A contentious call concerning Ole Gunnar Solskjaer's managerial imprint on Manchester United drew a range of responses from his supporters last week, with some plausible enough for further exploration.
The World Game's Debate piece surrounding Solskjaer's results thus far highlighted that, statistically, he is the worst United manager since Dave Sexton some 40 years ago.
With the likes of Louis van Gaal, Jose Mourinho and David Moyes posting a more positive return at the club - and the latter in less-afforded time - such a verdict suggested the Norwegian's legendary status at Old Trafford had helped keep him in command.
However, not all agreed, and now The World Game fans have the chance to witness their rebuttals responded to, in what will conclude the first of an interactive series surrounding football's most talked-about topics.
Moyes wins hands down - for now
Indeed, Sir Alex Ferguson's successor at United lasted just 10 months in charge, and failed to defend the Premier League crown in the 2013-14 season.
But while that may suggest his squad was 'more talented' than Solskjaer's current crop, further inspection perhaps proves otherwise.
Of all Ferguson's title-winning teams, his 2012-13 iteration were distinctly void of their usual quality and served as one final example of the Scot's brilliant man management.
With an ageing old guard nearing retirement, it was the ever-present Michael Carrick alongside the likes of Ashley Young, Tom Cleverley, Nani and Antontio Valencia in midfield, while Jonny Evans and Rafael joined veterans Rio Ferdinand and Patrice Evra in defence.
Instead of 'alienating' such a squad - spearheaded by Robin van Persie - Moyes retained their services, only to realise the reality of their collective regression, before van Gaal cleared the majority out in 2014.
Despite the arrival of Daniel James, Aaron Wan-Bissaka, Harry Maguire and Bruno Fernandes, Solskjaer could do with further recruitment, even if the £187 million (A$359 million) already spent exceeds Moyes' allowance by some £119 million (A$228 million).
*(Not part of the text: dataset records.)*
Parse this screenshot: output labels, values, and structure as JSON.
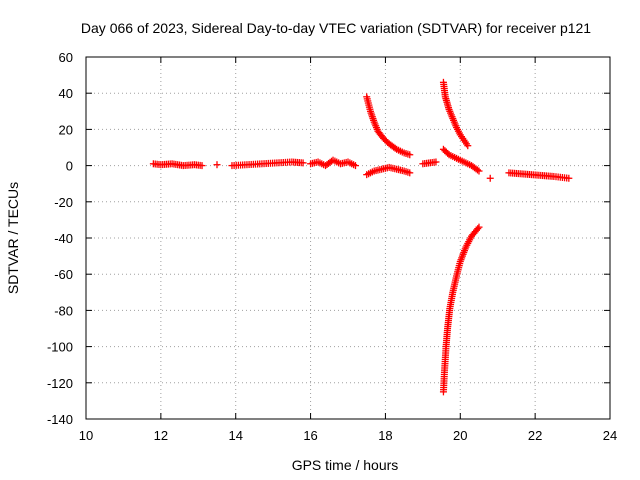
{
  "chart_data": {
    "type": "scatter",
    "title": "Day 066 of 2023, Sidereal Day-to-day VTEC variation (SDTVAR) for receiver p121",
    "xlabel": "GPS time / hours",
    "ylabel": "SDTVAR / TECUs",
    "xlim": [
      10,
      24
    ],
    "ylim": [
      -140,
      60
    ],
    "xticks": [
      10,
      12,
      14,
      16,
      18,
      20,
      22,
      24
    ],
    "yticks": [
      60,
      40,
      20,
      0,
      -20,
      -40,
      -60,
      -80,
      -100,
      -120,
      -140
    ],
    "grid": true,
    "legend": "none",
    "marker": "plus",
    "series": [
      {
        "name": "SDTVAR",
        "color": "#ff0000",
        "segments": [
          {
            "x": [
              11.8,
              12.0,
              12.3,
              12.6,
              12.9,
              13.1
            ],
            "y": [
              1,
              0.5,
              1,
              0,
              0.5,
              0
            ]
          },
          {
            "x": [
              13.5
            ],
            "y": [
              0.5
            ]
          },
          {
            "x": [
              13.9,
              14.3,
              14.7,
              15.1,
              15.5,
              15.8
            ],
            "y": [
              0,
              0.5,
              1,
              1.5,
              2,
              1.5
            ]
          },
          {
            "x": [
              16.0,
              16.2,
              16.4,
              16.6,
              16.8,
              17.0,
              17.2
            ],
            "y": [
              1,
              2,
              0,
              3,
              1,
              2,
              0
            ]
          },
          {
            "x": [
              17.5,
              17.6,
              17.7,
              17.8,
              17.95,
              18.1,
              18.3,
              18.5,
              18.65
            ],
            "y": [
              38,
              30,
              24,
              19,
              15,
              12,
              9,
              7,
              6
            ]
          },
          {
            "x": [
              17.5,
              17.7,
              17.9,
              18.1,
              18.3,
              18.5,
              18.65
            ],
            "y": [
              -5,
              -3,
              -2,
              -1,
              -2,
              -3,
              -4
            ]
          },
          {
            "x": [
              19.0,
              19.35
            ],
            "y": [
              1,
              2
            ]
          },
          {
            "x": [
              19.55,
              19.6,
              19.7,
              19.8,
              19.9,
              20.0,
              20.1,
              20.2
            ],
            "y": [
              46,
              38,
              31,
              26,
              21,
              17,
              14,
              11
            ]
          },
          {
            "x": [
              19.55,
              19.7,
              19.9,
              20.1,
              20.3,
              20.5
            ],
            "y": [
              9,
              6,
              4,
              2,
              0,
              -3
            ]
          },
          {
            "x": [
              19.55,
              19.58,
              19.62,
              19.66,
              19.72,
              19.8,
              19.9,
              20.0,
              20.15,
              20.3,
              20.5
            ],
            "y": [
              -125,
              -113,
              -100,
              -90,
              -79,
              -70,
              -61,
              -53,
              -45,
              -39,
              -34
            ]
          },
          {
            "x": [
              20.8
            ],
            "y": [
              -7
            ]
          },
          {
            "x": [
              21.3,
              21.6,
              21.9,
              22.2,
              22.5,
              22.9
            ],
            "y": [
              -4,
              -4.5,
              -5,
              -5.5,
              -6,
              -7
            ]
          }
        ]
      }
    ]
  }
}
That being said, the 47-year-old has hit the mark with each one, and therefore should be trusted to continue adding to his collection.
The squad isn't his yet
It's an argument long-used in football fraternities, designed to defend incoming managers but ironically, not all of them.
Despite moving 20 players on prior to the 2019-20 season, and spending almost £200 million (A$384 million) on arrivals, the main defence of Solskjaer's record revolves around his squad and its "rebuild".
And yet, such an argument was absent for the aforementioned Moyes, who had signed a six-year deal in acknowledgement of its very necessity at the club.
"I think I was unfairly treated ... if I knew I was only going to have 10 months and not six years, I might not have taken my time," Moyes told Goals on Sunday in 2016.
"It was going to take a little bit of time to change things round. There was rebuilding to be done.
"I was fortunate to take over the champions from Sir Alex Ferguson, but I think that team had probably had its journey and was going to need change... but when you are given six years, you expect to be given that."
It is this inconsistency that created this debate, which leaves us to wonder how much more time Moyes would have gotten had he, too, been a part of United's storied history.
The truth is 'beautiful, not ugly'
Contrary to the Debate's original verdict, Solskjaer's future at United has the potential to improve due to his "drive, passion and determination to get us back to our best."
The potent super-sub has a special affinity for the club and knows what it takes to succeed.
Should he achieve as much at the managerial level, perhaps then this 'ugly' truth might well have been 'beautiful' all along.